Benchmarks for timing comparison of algorithms that take $[T]
and &[Vec<T>]
inputs and their mutable
variants. Written in 100% safe Rust.
use times::*;
This crate will be typically added in Cargo.toml
under [dev-dependecies]
and then used by source files in tests
or benches
directories. It can be used whenever the runtime speed comparisons are of interest, which is practically always.
Times
is suitable for testing algorithms that work on a Vec
of numerical data, for example sort. Also, whole matrices of data &[Vec<T>]
.
The correctness of the results should be tested separately. Here the results produced by the algorithms are thrown away and only the execution time in nanoseconds is recorded.
Random data are automatically generated using ran
crate and then all the algorithms from a given array of closures are executed over the same data. These runs are repeated a specified number of times, each time with new random data. The run times statistics are collected for each algorithm (median of the execution times and their spread (mad
). Mad stands for median of absolute differences from median; it is the most stable measure of data spread. Repeated runs reduce the side effects of changing machine loads, cache utilisation, etc. The effects of outliers are reduced by using mad
instead of standard deviation.
Mad
spread expresses doubt about the reliability of the measurements. High relative values mean poor reliability. Relative measurement inaccuracy (spread as a percentage) can be often reduced by increasing the number of repeats. The extraneous influence of the machine load can also be somewhat reduced by increasing the length of the data vectors.
New random data is generated for each repeated run. The residual spread for each algorithm measures its stability under changing data. Some algorithms suffer from data sensitivity (poor worst-case performance) and this may be indicated by relatively high spreads, e.g. for rust-sort
(the standard Rust sort).
The tests are also automatically repeated over different lengths of the input data vectors, in specified range and step. This enables comparisons of algorithms as the difficulty of the problem increases. The algorithms with lower computational complexity and/or faster implementations will start to win more convincingly over greater data lengths.
When the data length becomes too large, then the process may have to be externally terminated. Depending, of course, on the algorithms and the speed of the machine. It is recommended to use modest range end value at first.
-
Mad, as more stable measure of spread (measurement error).
-
Easy to use - just specify:
- range of data vectors lengths, and step,
- the number of repeat runs (with different random data) for each length,
- some names to identify the algorithms by on the pretty printout,
- the closures invoking the algorithms (in the same order as their names).
-
Sorted output
The algorithms are automatically sorted by their execution times within each length of data category, e.g. the fastest algorithm for each data length is listed first and the slowest last.
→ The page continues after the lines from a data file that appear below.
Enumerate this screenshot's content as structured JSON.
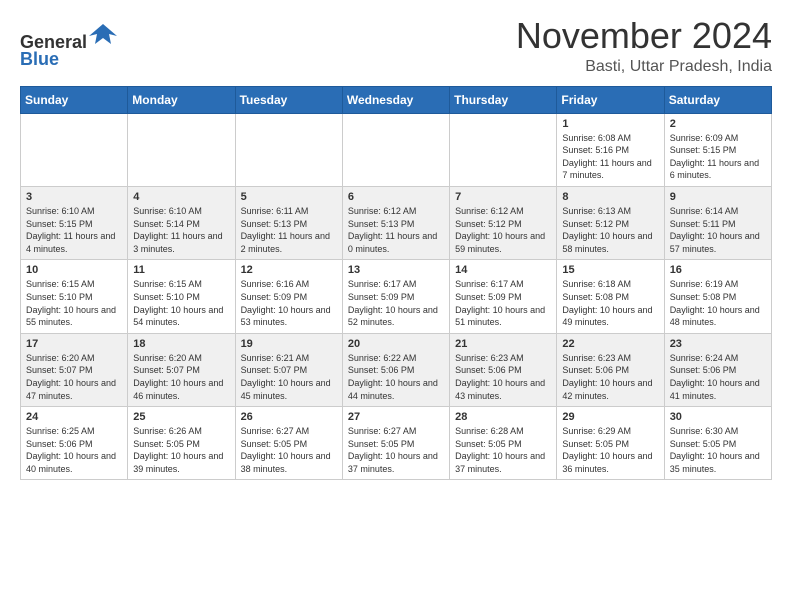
{
  "header": {
    "logo_line1": "General",
    "logo_line2": "Blue",
    "month_title": "November 2024",
    "location": "Basti, Uttar Pradesh, India"
  },
  "weekdays": [
    "Sunday",
    "Monday",
    "Tuesday",
    "Wednesday",
    "Thursday",
    "Friday",
    "Saturday"
  ],
  "weeks": [
    [
      {
        "day": "",
        "info": ""
      },
      {
        "day": "",
        "info": ""
      },
      {
        "day": "",
        "info": ""
      },
      {
        "day": "",
        "info": ""
      },
      {
        "day": "",
        "info": ""
      },
      {
        "day": "1",
        "info": "Sunrise: 6:08 AM\nSunset: 5:16 PM\nDaylight: 11 hours and 7 minutes."
      },
      {
        "day": "2",
        "info": "Sunrise: 6:09 AM\nSunset: 5:15 PM\nDaylight: 11 hours and 6 minutes."
      }
    ],
    [
      {
        "day": "3",
        "info": "Sunrise: 6:10 AM\nSunset: 5:15 PM\nDaylight: 11 hours and 4 minutes."
      },
      {
        "day": "4",
        "info": "Sunrise: 6:10 AM\nSunset: 5:14 PM\nDaylight: 11 hours and 3 minutes."
      },
      {
        "day": "5",
        "info": "Sunrise: 6:11 AM\nSunset: 5:13 PM\nDaylight: 11 hours and 2 minutes."
      },
      {
        "day": "6",
        "info": "Sunrise: 6:12 AM\nSunset: 5:13 PM\nDaylight: 11 hours and 0 minutes."
      },
      {
        "day": "7",
        "info": "Sunrise: 6:12 AM\nSunset: 5:12 PM\nDaylight: 10 hours and 59 minutes."
      },
      {
        "day": "8",
        "info": "Sunrise: 6:13 AM\nSunset: 5:12 PM\nDaylight: 10 hours and 58 minutes."
      },
      {
        "day": "9",
        "info": "Sunrise: 6:14 AM\nSunset: 5:11 PM\nDaylight: 10 hours and 57 minutes."
      }
    ],
    [
      {
        "day": "10",
        "info": "Sunrise: 6:15 AM\nSunset: 5:10 PM\nDaylight: 10 hours and 55 minutes."
      },
      {
        "day": "11",
        "info": "Sunrise: 6:15 AM\nSunset: 5:10 PM\nDaylight: 10 hours and 54 minutes."
      },
      {
        "day": "12",
        "info": "Sunrise: 6:16 AM\nSunset: 5:09 PM\nDaylight: 10 hours and 53 minutes."
      },
      {
        "day": "13",
        "info": "Sunrise: 6:17 AM\nSunset: 5:09 PM\nDaylight: 10 hours and 52 minutes."
      },
      {
        "day": "14",
        "info": "Sunrise: 6:17 AM\nSunset: 5:09 PM\nDaylight: 10 hours and 51 minutes."
      },
      {
        "day": "15",
        "info": "Sunrise: 6:18 AM\nSunset: 5:08 PM\nDaylight: 10 hours and 49 minutes."
      },
      {
        "day": "16",
        "info": "Sunrise: 6:19 AM\nSunset: 5:08 PM\nDaylight: 10 hours and 48 minutes."
      }
    ],
    [
      {
        "day": "17",
        "info": "Sunrise: 6:20 AM\nSunset: 5:07 PM\nDaylight: 10 hours and 47 minutes."
      },
      {
        "day": "18",
        "info": "Sunrise: 6:20 AM\nSunset: 5:07 PM\nDaylight: 10 hours and 46 minutes."
      },
      {
        "day": "19",
        "info": "Sunrise: 6:21 AM\nSunset: 5:07 PM\nDaylight: 10 hours and 45 minutes."
      },
      {
        "day": "20",
        "info": "Sunrise: 6:22 AM\nSunset: 5:06 PM\nDaylight: 10 hours and 44 minutes."
      },
      {
        "day": "21",
        "info": "Sunrise: 6:23 AM\nSunset: 5:06 PM\nDaylight: 10 hours and 43 minutes."
      },
      {
        "day": "22",
        "info": "Sunrise: 6:23 AM\nSunset: 5:06 PM\nDaylight: 10 hours and 42 minutes."
      },
      {
        "day": "23",
        "info": "Sunrise: 6:24 AM\nSunset: 5:06 PM\nDaylight: 10 hours and 41 minutes."
      }
    ],
    [
      {
        "day": "24",
        "info": "Sunrise: 6:25 AM\nSunset: 5:06 PM\nDaylight: 10 hours and 40 minutes."
      },
      {
        "day": "25",
        "info": "Sunrise: 6:26 AM\nSunset: 5:05 PM\nDaylight: 10 hours and 39 minutes."
      },
      {
        "day": "26",
        "info": "Sunrise: 6:27 AM\nSunset: 5:05 PM\nDaylight: 10 hours and 38 minutes."
      },
      {
        "day": "27",
        "info": "Sunrise: 6:27 AM\nSunset: 5:05 PM\nDaylight: 10 hours and 37 minutes."
      },
      {
        "day": "28",
        "info": "Sunrise: 6:28 AM\nSunset: 5:05 PM\nDaylight: 10 hours and 37 minutes."
      },
      {
        "day": "29",
        "info": "Sunrise: 6:29 AM\nSunset: 5:05 PM\nDaylight: 10 hours and 36 minutes."
      },
      {
        "day": "30",
        "info": "Sunrise: 6:30 AM\nSunset: 5:05 PM\nDaylight: 10 hours and 35 minutes."
      }
    ]
  ]
}
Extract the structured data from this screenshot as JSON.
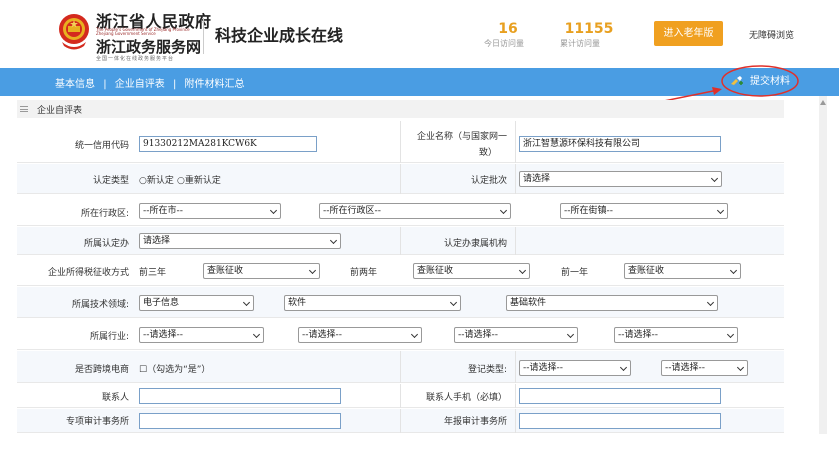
{
  "header": {
    "brand_line1": "浙江省人民政府",
    "brand_en_line1": "The People's Government of Zhejiang Province",
    "brand_en_line2": "Zhejiang Government Service",
    "brand_line2": "浙江政务服务网",
    "brand_sub": "全国一体化在线政务服务平台",
    "site_title": "科技企业成长在线",
    "stats": [
      {
        "value": "16",
        "label": "今日访问量"
      },
      {
        "value": "11155",
        "label": "累计访问量"
      }
    ],
    "elder_button": "进入老年版",
    "accessibility": "无障碍浏览"
  },
  "nav": {
    "links": [
      "基本信息",
      "企业自评表",
      "附件材料汇总"
    ],
    "separator": "|",
    "submit": "提交材料"
  },
  "section": {
    "title": "企业自评表"
  },
  "form": {
    "credit_code_label": "统一信用代码",
    "credit_code_value": "91330212MA281KCW6K",
    "company_name_label_1": "企业名称（与国家网一",
    "company_name_label_2": "致）",
    "company_name_value": "浙江智慧源环保科技有限公司",
    "cert_type_label": "认定类型",
    "cert_type_new": "○新认定",
    "cert_type_renew": "○重新认定",
    "cert_batch_label": "认定批次",
    "cert_batch_value": "请选择",
    "region_label": "所在行政区:",
    "region_city": "--所在市--",
    "region_district": "--所在行政区--",
    "region_street": "--所在街镇--",
    "office_label": "所属认定办",
    "office_value": "请选择",
    "office_org_label": "认定办隶属机构",
    "tax_label": "企业所得税征收方式",
    "tax_y3_label": "前三年",
    "tax_y3_value": "查账征收",
    "tax_y2_label": "前两年",
    "tax_y2_value": "查账征收",
    "tax_y1_label": "前一年",
    "tax_y1_value": "查账征收",
    "tech_label": "所属技术领域:",
    "tech_1": "电子信息",
    "tech_2": "软件",
    "tech_3": "基础软件",
    "industry_label": "所属行业:",
    "industry_1": "--请选择--",
    "industry_2": "--请选择--",
    "industry_3": "--请选择--",
    "industry_4": "--请选择--",
    "ecommerce_label": "是否跨境电商",
    "ecommerce_check": "☐（勾选为“是”）",
    "reg_type_label": "登记类型:",
    "reg_type_1": "--请选择--",
    "reg_type_2": "--请选择--",
    "contact_label": "联系人",
    "contact_phone_label": "联系人手机（必填）",
    "audit_special_label": "专项审计事务所",
    "audit_annual_label": "年报审计事务所"
  },
  "colors": {
    "nav_bg": "#4a9de3",
    "accent_orange": "#f0a020",
    "annotation_red": "#e0302a"
  }
}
The last (yellow) column lists their relative execution times, with the fastest being always 1.
Four different end-types of data are fully supported: u8,u16,u64,f64
. See tests/tests.rs
.
-
Simple function
bench
for timing closures that take no or constant arguments -
Bench functions for testing algorithms on input slices, e.g. on input data types
&[T]
:benchu8, benchu16, benchu64 and benchf64
-
Bench functions for testing algorithms that mutate their input, e.g. data types
&mut [f64]
:mutbenchu8, mutbenchu16, mutbenchu64 and mutbenchf64
. These mutable versions have to be used whenever any one of the tested algorithms mutates its input -
Bench functions for algorithms taking
Vec<Vec<T>>
or&[Vec<T>]
inputs:benchvvu8, benchvvu16, benchvvu64 and benchvvf64
.
Please see tests/test.rs
for examples of how to specify the closures and call these functions on them.
Version 1.0.15 Upgraded to Ran v 2.
Version 1.0.14 Upgraded to Medians v 3.0.0, enabled checking for Nans, improved reports.
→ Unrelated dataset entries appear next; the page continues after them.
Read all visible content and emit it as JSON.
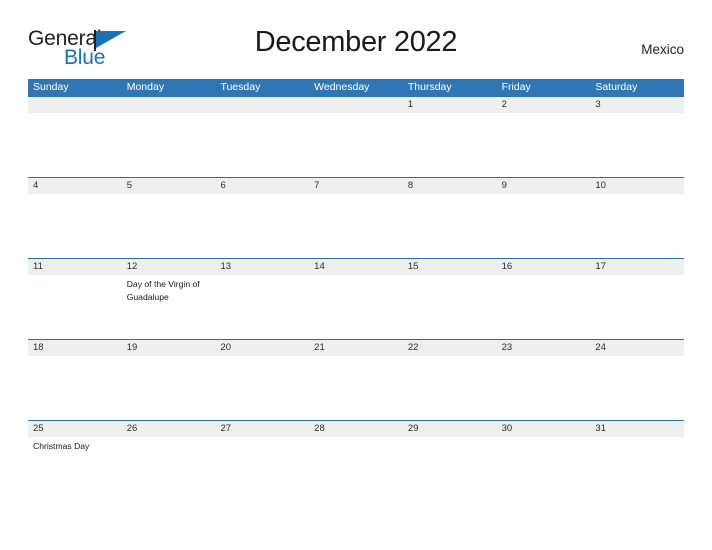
{
  "brand": {
    "name_line1": "General",
    "name_line2": "Blue",
    "mark": "triangle-flag",
    "color_dark": "#231f20",
    "color_blue": "#1f6fb4"
  },
  "header": {
    "title": "December 2022",
    "country": "Mexico"
  },
  "theme": {
    "header_blue": "#3076b4",
    "divider_blue": "#2f6fa8",
    "date_band_gray": "#efefef",
    "page_background": "#ffffff",
    "text_color": "#1a1a1a"
  },
  "calendar": {
    "month": "December",
    "year": "2022",
    "weekday_headers": [
      "Sunday",
      "Monday",
      "Tuesday",
      "Wednesday",
      "Thursday",
      "Friday",
      "Saturday"
    ],
    "weeks": [
      {
        "days": [
          {
            "date": "",
            "event": ""
          },
          {
            "date": "",
            "event": ""
          },
          {
            "date": "",
            "event": ""
          },
          {
            "date": "",
            "event": ""
          },
          {
            "date": "1",
            "event": ""
          },
          {
            "date": "2",
            "event": ""
          },
          {
            "date": "3",
            "event": ""
          }
        ]
      },
      {
        "days": [
          {
            "date": "4",
            "event": ""
          },
          {
            "date": "5",
            "event": ""
          },
          {
            "date": "6",
            "event": ""
          },
          {
            "date": "7",
            "event": ""
          },
          {
            "date": "8",
            "event": ""
          },
          {
            "date": "9",
            "event": ""
          },
          {
            "date": "10",
            "event": ""
          }
        ]
      },
      {
        "days": [
          {
            "date": "11",
            "event": ""
          },
          {
            "date": "12",
            "event": "Day of the Virgin of Guadalupe"
          },
          {
            "date": "13",
            "event": ""
          },
          {
            "date": "14",
            "event": ""
          },
          {
            "date": "15",
            "event": ""
          },
          {
            "date": "16",
            "event": ""
          },
          {
            "date": "17",
            "event": ""
          }
        ]
      },
      {
        "days": [
          {
            "date": "18",
            "event": ""
          },
          {
            "date": "19",
            "event": ""
          },
          {
            "date": "20",
            "event": ""
          },
          {
            "date": "21",
            "event": ""
          },
          {
            "date": "22",
            "event": ""
          },
          {
            "date": "23",
            "event": ""
          },
          {
            "date": "24",
            "event": ""
          }
        ]
      },
      {
        "days": [
          {
            "date": "25",
            "event": "Christmas Day"
          },
          {
            "date": "26",
            "event": ""
          },
          {
            "date": "27",
            "event": ""
          },
          {
            "date": "28",
            "event": ""
          },
          {
            "date": "29",
            "event": ""
          },
          {
            "date": "30",
            "event": ""
          },
          {
            "date": "31",
            "event": ""
          }
        ]
      }
    ]
  }
}
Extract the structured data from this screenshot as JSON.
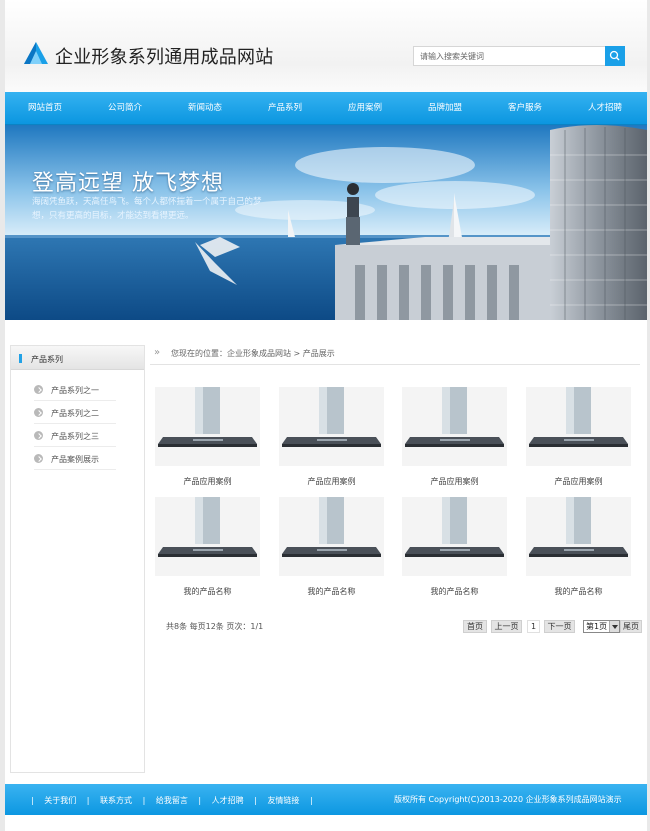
{
  "header": {
    "site_title": "企业形象系列通用成品网站",
    "search_placeholder": "请输入搜索关键词",
    "accent_color": "#1aa0e8"
  },
  "nav": {
    "items": [
      "网站首页",
      "公司简介",
      "新闻动态",
      "产品系列",
      "应用案例",
      "品牌加盟",
      "客户服务",
      "人才招聘"
    ]
  },
  "banner": {
    "slogan": "登高远望 放飞梦想",
    "subtitle": "海阔凭鱼跃，天高任鸟飞。每个人都怀揣着一个属于自己的梦想，只有更高的目标，才能达到看得更远。"
  },
  "sidebar": {
    "title": "产品系列",
    "items": [
      "产品系列之一",
      "产品系列之二",
      "产品系列之三",
      "产品案例展示"
    ]
  },
  "breadcrumb": {
    "text": "您现在的位置：企业形象成品网站 > 产品展示"
  },
  "products": {
    "row1": [
      "产品应用案例",
      "产品应用案例",
      "产品应用案例",
      "产品应用案例"
    ],
    "row2": [
      "我的产品名称",
      "我的产品名称",
      "我的产品名称",
      "我的产品名称"
    ]
  },
  "pager": {
    "info": "共8条 每页12条 页次：1/1",
    "first": "首页",
    "prev": "上一页",
    "page": "1",
    "next": "下一页",
    "select_value": "第1页",
    "last": "尾页"
  },
  "footer": {
    "links": [
      "关于我们",
      "联系方式",
      "给我留言",
      "人才招聘",
      "友情链接"
    ],
    "copyright": "版权所有 Copyright(C)2013-2020 企业形象系列成品网站演示"
  }
}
Version 1.0.13 Fixed some dependency problems in tests.
Version 1.0.12 Removed dependency on devtimer
.
Version 1.0.11 Upped dependency indxvec
to 1.8, medians
to 2.3.
Version 1.0.10 Upped dependency medians
to 2.2.
Version 1.0.9 Added mutbenchu16
and benchvvu16
. Simplified the printouts.
Version 1.0.8 Added benchu16
. Updated dependencies medians
to ^2.1 and indxvec
to ^1.4.
Version 1.0.7 Updated dependency medians
to v.2.0.0 and indxvec
.
Version 1.0.6 Updated dependency medians
and github actions.
Version 1.0.5 Updated dependency ran
to 1.0
.
Version 1.0.4 Instead of magnitudes number, now takes the actual range and step of the data lengths. Is more flexible.